Lo decidí en el mismo momento en que sus ojos se posaron sobre los míos y vi en ellos ese matiz que no había usado con nadie más. Me miró con desprecio, como si mi sola presencia le provocara una insana repulsión. Yo, que habría dado todo por una palabra suya, que la amaba más que a mi vida misma, lo único que le inspiraba era asco.
Los faros de otro coche se cruzan con los míos. Miro un momento a la sombra que conduce. Quizá él la encuentre, al borde de la carretera, un par de kilómetros más abajo. Su cuerpo envuelto por el fango, bajo la lluvia. Ya no me importa. Es suya, se la puede quedar. Que se la quede, que se la quede entera. Toda ella, menos las dos perlas negras que guardo en la cajita de madera que hay en el asiento de al lado, junto a mi navaja ensangrentada.
INSANA OBSESIÓN
Las horas se derraman lentas, y mi pobre cabeza se vuelve loca. Estoy sola en mi pequeña prisión, y te odio con toda mi alma por no estar a mi lado. Aún más cuando pienso que es el cuerpo de otra el que estás manejando a tu antojo.
Luego te oigo venir hacia mí, siempre con prisa, y tu silueta se materializa entre una explosión de luz, y como siempre me estremezco de placer con solo tener tu presencia. A pesar de que sé que soy segundo plato, perdono todo el daño que me haces cuando siento tus manos sobre mí, dándome de nuevo la vida, aunque sea por unos pocos minutos al día, aunque sea por tu propio interés y no te importe lo que yo pueda sentir.

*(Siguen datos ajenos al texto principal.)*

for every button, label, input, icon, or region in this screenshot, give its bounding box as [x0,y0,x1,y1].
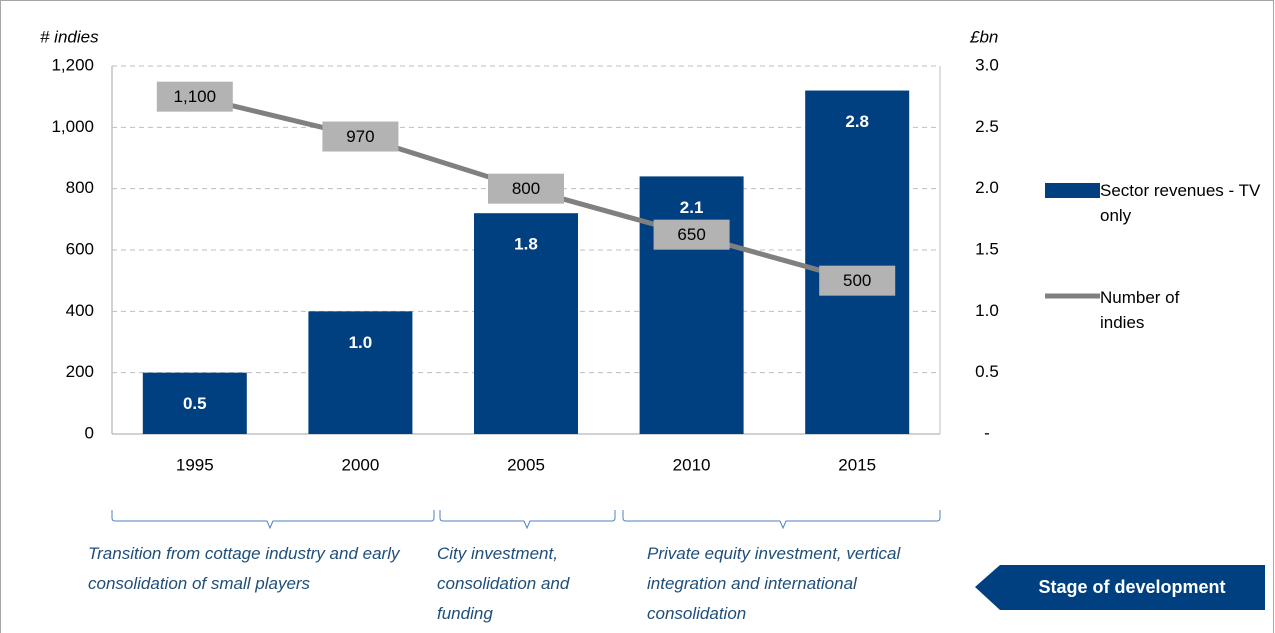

Yo procuro complacerte, hago todo lo que me pides sin esperar a cambio nada más que otra caricia tuya, sé que nunca podré tenerte sólo para mí, y me entrego sin voluntad para que tus ágiles dedos hagan trepidar mi pequeño y frágil cuerpo, para que me muevas, me utilices, me manipules, me conviertas en una prolongación de tu ser.

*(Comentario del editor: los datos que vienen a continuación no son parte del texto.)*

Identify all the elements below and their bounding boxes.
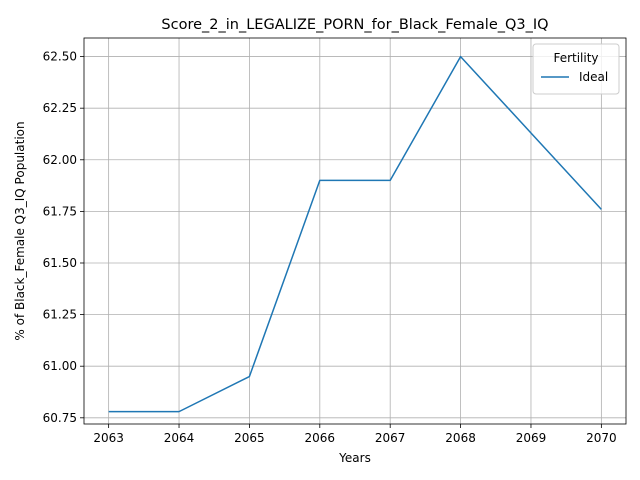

Luego me encierras en mi pequeña caja, mi tumba en vida, brillante por fuera pero negra por dentro, de nuevo me quedo brutalmente sola, y escucho las risas y aplausos que te regalan los niños, y me enredo con los hilos de mi odio mientras mi cuerpo de madera se desmadeja dentro de mi asquerosa caja, y te echo de menos, y las horas pasan lentas, y me siento enloquecer.
Hasta mañana, cuando vuelvas a buscarme, y de nuevo empiece la función.
NOCTURNO
Veintiocho grados derriten el termómetro. Un chisporroteo, y dejan de girar las exhaustas aspas del viejo ventilador. Arropado por la oscuridad enciendo otro cigarrillo y me siento en una butaca junto a la puerta de mi balcón. La calle se desnuda inocente ante mí. Una cría de apenas dieciséis se dirige con prisa hacia su portal. A pocos metros, un gato gris acecha tras un árbol sin perder de vista el rosal. El camión de la basura profana el silencio con su fétido rugir. En el tercero una televisión vomita disturbios, economía y guerra. Un piso más abajo una ventana revienta de luz y la chica grita a sus viejos que ya no es una niña antes de recibir un bofetón. En algún lugar cercano apagados suspiros se corren al fin en un largo y sucio gemido. El gato echa a correr tras una sombra diminuta, luego juega con ella entre sus zarpas. Un bebé llora en su habitación hasta que su madre acude a matar su hambre. Succiona con avaricia y queda dormido de nuevo. Un yonqui tropieza con su asesina y se desploma contra un coche. La alarma aúlla sesenta y nueve interminables segundos hasta que se silencia, hastiada de que nadie le haga caso. Las agujas del reloj se aparean sobre las tres. Oigo crujir de sábanas y la luz de la mesilla prende a mi espalda; al poco tus brazos se posan sobre mi pecho. Sudores calientes se ligan ansiosos cuanto te pegas a mí. Tus manos bajan por mi cuerpo hasta agarrar mi pene; me masturban despacio. Un escalofrío me atraviesa cuando tu lengua húmeda bucea en mi oreja, y susurra ¿tampoco tú puedes dormir?
En la ventana de enfrente se aviva la brasa de un cigarrillo.